SmartCane/python_app/22_harvest_baseline_prediction.py

137 lines
6 KiB
Python

"""
Script: 01_harvest_baseline_prediction.py
Purpose: BASELINE PREDICTION - Run ONCE to establish harvest date baseline for all fields and seasons
This script processes COMPLETE historical CI data (all available dates) and uses Model 307
to predict ALL harvest dates across the entire dataset. This becomes your reference baseline
for monitoring and comparisons going forward.
RUN FREQUENCY: Once during initial setup
INPUT: ci_data_for_python.csv (complete historical CI data from 02b_convert_rds_to_csv.R)
Location: laravel_app/storage/app/{project}/Data/extracted_ci/ci_data_for_python/ci_data_for_python.csv
OUTPUT: harvest_production_export.xlsx (baseline harvest predictions for all fields/seasons)
Workflow:
1. Load ci_data_for_python.csv (daily interpolated, all historical dates)
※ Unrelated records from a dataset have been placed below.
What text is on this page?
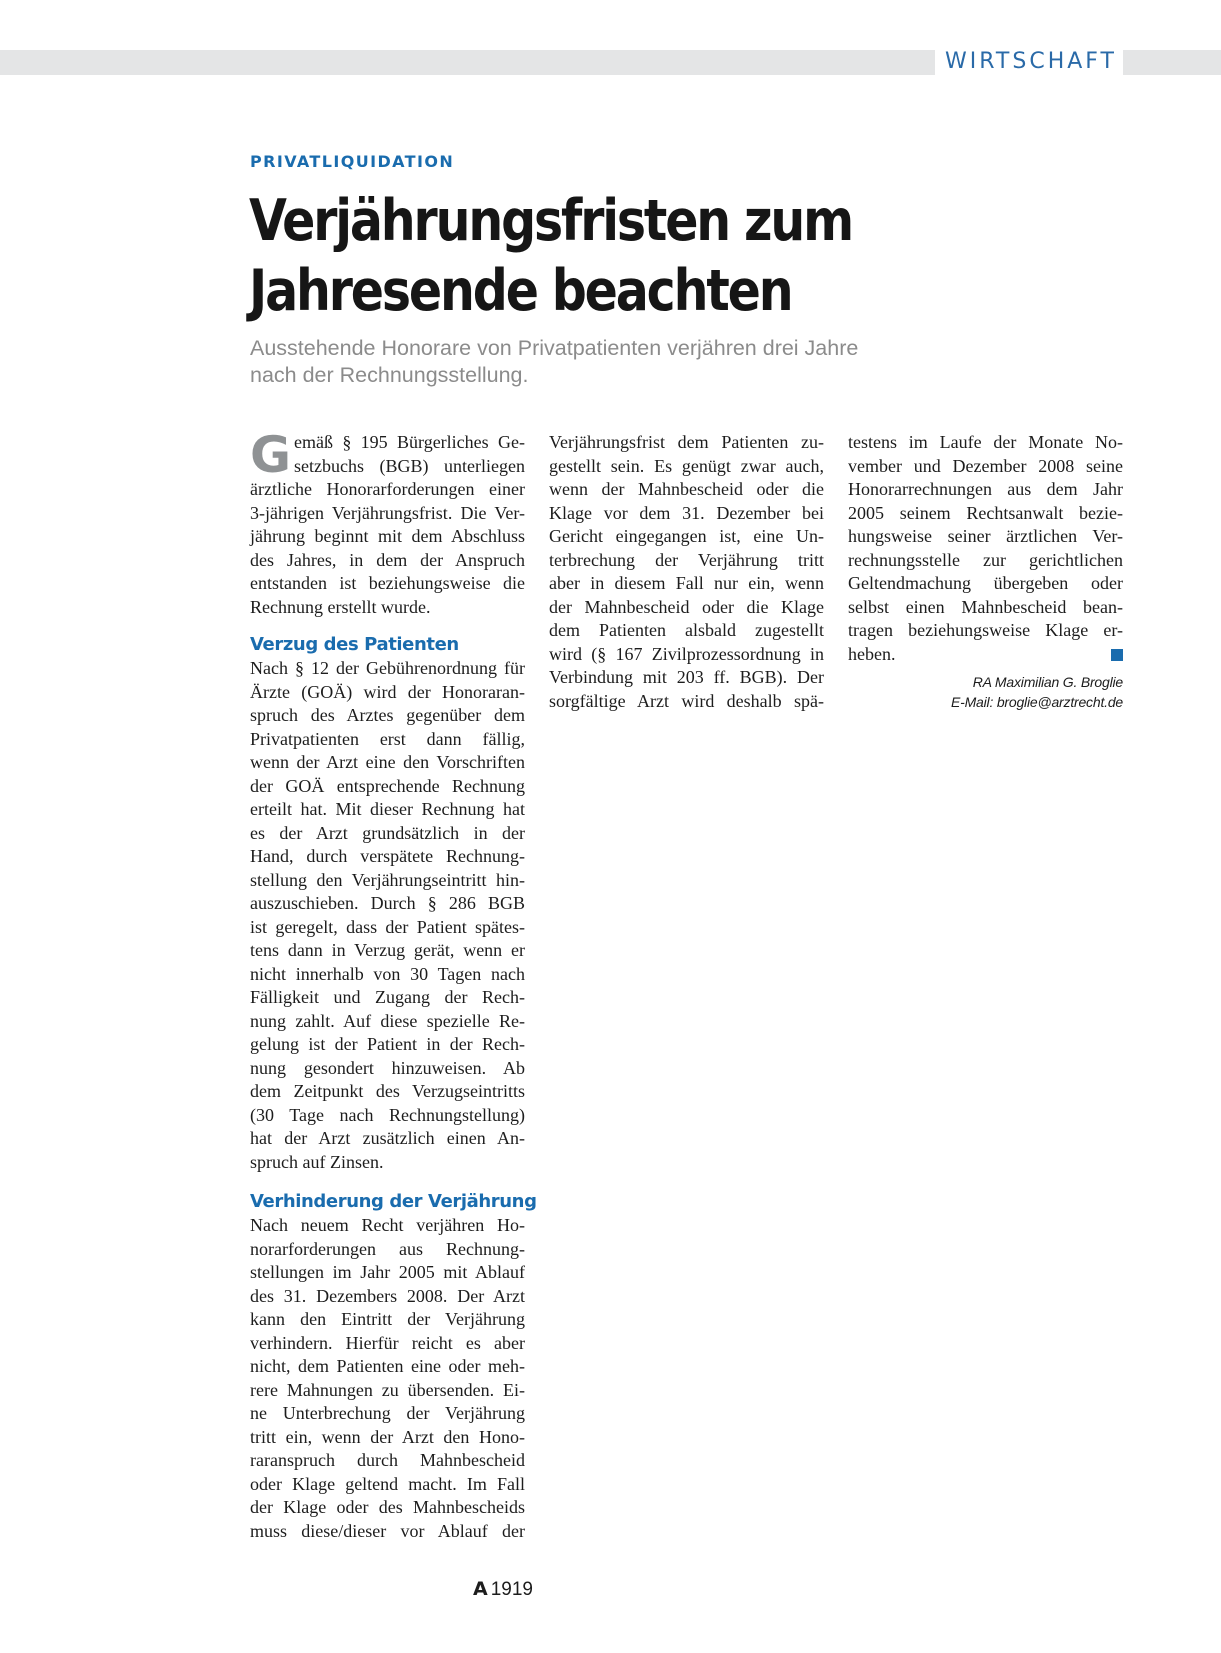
WIRTSCHAFT
PRIVATLIQUIDATION
Verjährungsfristen zum
Jahresende beachten
Ausstehende Honorare von Privatpatienten verjähren drei Jahre
nach der Rechnungsstellung.
G emäß § 195 Bürgerliches Ge-
setzbuchs (BGB) unterliegen
ärztliche Honorarforderungen einer
3-jährigen Verjährungsfrist. Die Ver-
jährung beginnt mit dem Abschluss
des Jahres, in dem der Anspruch
entstanden ist beziehungsweise die
Rechnung erstellt wurde.
Verzug des Patienten
Nach § 12 der Gebührenordnung für
Ärzte (GOÄ) wird der Honoraran-
spruch des Arztes gegenüber dem
Privatpatienten erst dann fällig,
wenn der Arzt eine den Vorschriften
der GOÄ entsprechende Rechnung
erteilt hat. Mit dieser Rechnung hat
es der Arzt grundsätzlich in der
Hand, durch verspätete Rechnung-
stellung den Verjährungseintritt hin-
auszuschieben. Durch § 286 BGB
ist geregelt, dass der Patient spätes-
tens dann in Verzug gerät, wenn er
nicht innerhalb von 30 Tagen nach
Fälligkeit und Zugang der Rech-
nung zahlt. Auf diese spezielle Re-
gelung ist der Patient in der Rech-
nung gesondert hinzuweisen. Ab
dem Zeitpunkt des Verzugseintritts
(30 Tage nach Rechnungstellung)
hat der Arzt zusätzlich einen An-
spruch auf Zinsen.
Verhinderung der Verjährung
Nach neuem Recht verjähren Ho-
norarforderungen aus Rechnung-
stellungen im Jahr 2005 mit Ablauf
des 31. Dezembers 2008. Der Arzt
kann den Eintritt der Verjährung
verhindern. Hierfür reicht es aber
nicht, dem Patienten eine oder meh-
rere Mahnungen zu übersenden. Ei-
ne Unterbrechung der Verjährung
tritt ein, wenn der Arzt den Hono-
raranspruch durch Mahnbescheid
oder Klage geltend macht. Im Fall
der Klage oder des Mahnbescheids
muss diese/dieser vor Ablauf der
Verjährungsfrist dem Patienten zu-
gestellt sein. Es genügt zwar auch,
wenn der Mahnbescheid oder die
Klage vor dem 31. Dezember bei
Gericht eingegangen ist, eine Un-
terbrechung der Verjährung tritt
aber in diesem Fall nur ein, wenn
der Mahnbescheid oder die Klage
dem Patienten alsbald zugestellt
wird (§ 167 Zivilprozessordnung in
Verbindung mit 203 ff. BGB). Der
sorgfältige Arzt wird deshalb spä-
testens im Laufe der Monate No-
vember und Dezember 2008 seine
Honorarrechnungen aus dem Jahr
2005 seinem Rechtsanwalt bezie-
hungsweise seiner ärztlichen Ver-
rechnungsstelle zur gerichtlichen
Geltendmachung übergeben oder
selbst einen Mahnbescheid bean-
tragen beziehungsweise Klage er-
heben.
RA Maximilian G. Broglie
E-Mail: broglie@arztrecht.de
A 1919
2. Group data by field and season (Model 307 detects season boundaries internally)
3. Run two-step harvest detection (Phase 1: fast detection, Phase 2: ±40 day refinement)
4. Export harvest_production_export.xlsx with columns:
- field, sub_field, season, year, season_start_date, season_end_date, phase1_harvest_date
Two-Step Detection Algorithm:
Phase 1 (Growing Window): Expands daily, checks when detected_prob > 0.5 for 3 consecutive days
Phase 2 (Refinement): Extracts ±40 day window, finds peak harvest signal with argmax
This is your GROUND TRUTH - compare all future predictions against this baseline.
Usage:
python 01_harvest_baseline_prediction.py [project_name]
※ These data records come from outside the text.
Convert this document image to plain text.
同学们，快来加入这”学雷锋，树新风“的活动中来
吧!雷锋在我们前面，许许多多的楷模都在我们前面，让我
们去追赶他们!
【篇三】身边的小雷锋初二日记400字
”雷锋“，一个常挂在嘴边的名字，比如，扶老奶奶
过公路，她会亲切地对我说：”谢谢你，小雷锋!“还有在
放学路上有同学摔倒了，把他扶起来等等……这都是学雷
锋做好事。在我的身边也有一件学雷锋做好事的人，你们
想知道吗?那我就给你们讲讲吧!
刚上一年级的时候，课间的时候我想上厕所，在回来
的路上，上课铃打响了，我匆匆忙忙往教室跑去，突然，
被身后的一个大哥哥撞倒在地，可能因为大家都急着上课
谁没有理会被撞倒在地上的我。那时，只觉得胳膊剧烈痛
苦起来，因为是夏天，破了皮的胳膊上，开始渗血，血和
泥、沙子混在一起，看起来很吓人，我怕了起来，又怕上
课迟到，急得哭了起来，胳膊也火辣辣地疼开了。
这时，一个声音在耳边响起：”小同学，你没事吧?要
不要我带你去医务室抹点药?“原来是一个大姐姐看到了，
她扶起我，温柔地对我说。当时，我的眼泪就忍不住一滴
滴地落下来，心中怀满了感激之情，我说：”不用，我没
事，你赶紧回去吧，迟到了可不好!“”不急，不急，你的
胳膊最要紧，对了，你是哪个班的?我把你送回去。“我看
conda activate pytorch_gpu
cd python_app
python 22_harvest_baseline_prediction.py angata
Examples:
python 01_harvest_baseline_prediction.py angata
python 01_harvest_baseline_prediction.py esa
python 01_harvest_baseline_prediction.py chemba
If no project specified, defaults to 'angata'
"""
import pandas as pd
import numpy as np
import torch
import sys
from pathlib import Path
from harvest_date_pred_utils import (
load_model_and_config,
extract_features,
run_phase1_growing_window,
run_two_step_refinement,
build_production_harvest_table
)
def main():
# Get project name from command line or use default
project_name = sys.argv[1] if len(sys.argv) > 1 else "angata"
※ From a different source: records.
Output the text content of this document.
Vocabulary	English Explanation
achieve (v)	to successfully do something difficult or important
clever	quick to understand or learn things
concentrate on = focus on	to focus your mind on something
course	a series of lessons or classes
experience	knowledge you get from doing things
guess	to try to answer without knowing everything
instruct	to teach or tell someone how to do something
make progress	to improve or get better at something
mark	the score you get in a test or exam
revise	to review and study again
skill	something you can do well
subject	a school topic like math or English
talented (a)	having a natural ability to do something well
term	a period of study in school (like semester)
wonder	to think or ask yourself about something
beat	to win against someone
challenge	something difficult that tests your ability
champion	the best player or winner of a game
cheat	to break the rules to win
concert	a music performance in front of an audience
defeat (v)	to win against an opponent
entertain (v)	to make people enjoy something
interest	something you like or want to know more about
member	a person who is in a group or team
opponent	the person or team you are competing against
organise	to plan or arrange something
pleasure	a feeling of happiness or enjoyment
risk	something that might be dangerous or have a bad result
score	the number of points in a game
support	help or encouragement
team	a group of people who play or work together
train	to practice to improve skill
field_filter = sys.argv[2] if len(sys.argv) > 2 else None # Optional: test single field
# Construct paths
base_storage = Path("../laravel_app/storage/app") / project_name / "Data"
ci_data_dir = base_storage / "extracted_ci" / "ci_data_for_python"
CI_DATA_FILE = ci_data_dir / "ci_data_for_python.csv"
harvest_data_dir = base_storage / "HarvestData"
harvest_data_dir.mkdir(parents=True, exist_ok=True) # Create if doesn't exist
OUTPUT_XLSX = harvest_data_dir / "harvest_production_export.xlsx"
MODEL_DIR = Path(".") # Model files in python_app/
# Check if input exists
if not CI_DATA_FILE.exists():
print(f"ERROR: {CI_DATA_FILE} not found")
print(f" Expected at: {CI_DATA_FILE.resolve()}")
print(f"\n Run 02b_convert_rds_to_csv.R first to generate this file:")
print(f" Rscript r_app/02b_convert_ci_rds_to_csv.R {project_name}")
return
print("="*80)
print(f"HARVEST DATE PREDICTION - LSTM MODEL 307 ({project_name})")
if field_filter:
print(f"TEST MODE: Single field ({field_filter})")
print("="*80)
# [1/4] Load model
print("\n[1/4] Loading Model 307...")
model, config, scalers = load_model_and_config(MODEL_DIR)
device = torch.device("cuda" if torch.cuda.is_available() else "cpu")
print(f" Device: {device}")
# [2/4] Load and prepare CI data
print("\n[2/4] Loading CI data...")
print(f" From: {CI_DATA_FILE}")
ci_data = pd.read_csv(CI_DATA_FILE, dtype={'field': str}) # Force field as string
ci_data['Date'] = pd.to_datetime(ci_data['Date'])
print(f" Loaded {len(ci_data)} daily rows across {ci_data['field'].nunique()} fields")
print(f" Date range: {ci_data['Date'].min().date()} to {ci_data['Date'].max().date()}")
# Optional: Filter to single field for testing
if field_filter:
field_filter = str(field_filter) # Ensure field_filter is string
ci_data_filtered = ci_data[ci_data['field'] == field_filter]
if len(ci_data_filtered) == 0:
print(f"\n✗ ERROR: No data found for field '{field_filter}'")
available_fields = sorted(ci_data['field'].unique())
print(f" Available fields ({len(available_fields)}): {', '.join(available_fields[:10])}")
if len(available_fields) > 10:
print(f" ... and {len(available_fields) - 10} more")
return
ci_data = ci_data_filtered
print(f" ✓ Filtered to single field: {field_filter}")
print(f" Data points: {len(ci_data)} days")
# [3/4] Run model predictions with two-step detection
print("\n[3/4] Running two-step harvest detection...")
print(" (Using threshold=0.3, consecutive_days=2 - tuned baseline with DAH reset)")
refined_results = run_two_step_refinement(ci_data, model, config, scalers, device=device,
phase1_threshold=0.3, phase1_consecutive=2)
# Build and export
print("\nBuilding production harvest table...")
prod_table = build_production_harvest_table(refined_results)
prod_table.to_excel(OUTPUT_XLSX, index=False)
print(f"\n✓ Exported {len(prod_table)} predictions to {OUTPUT_XLSX}")
print(f"\nOutput location: {OUTPUT_XLSX.resolve()}")
print(f"\nStorage structure:")
print(f" Input: laravel_app/storage/app/{project_name}/Data/extracted_ci/ci_data_for_python/")
print(f" Output: laravel_app/storage/app/{project_name}/Data/HarvestData/")
print(f"\nColumn structure:")
print(f" field, sub_field, season, season_start_date, season_end_date, phase2_harvest_date")
print(f"\nNext steps:")
print(f" 1. Review predictions in harvest_production_export.xlsx")
print(f" 2. Run weekly monitoring: python 31_harvest_imminent_weekly.py {project_name}")
if __name__ == "__main__":
main()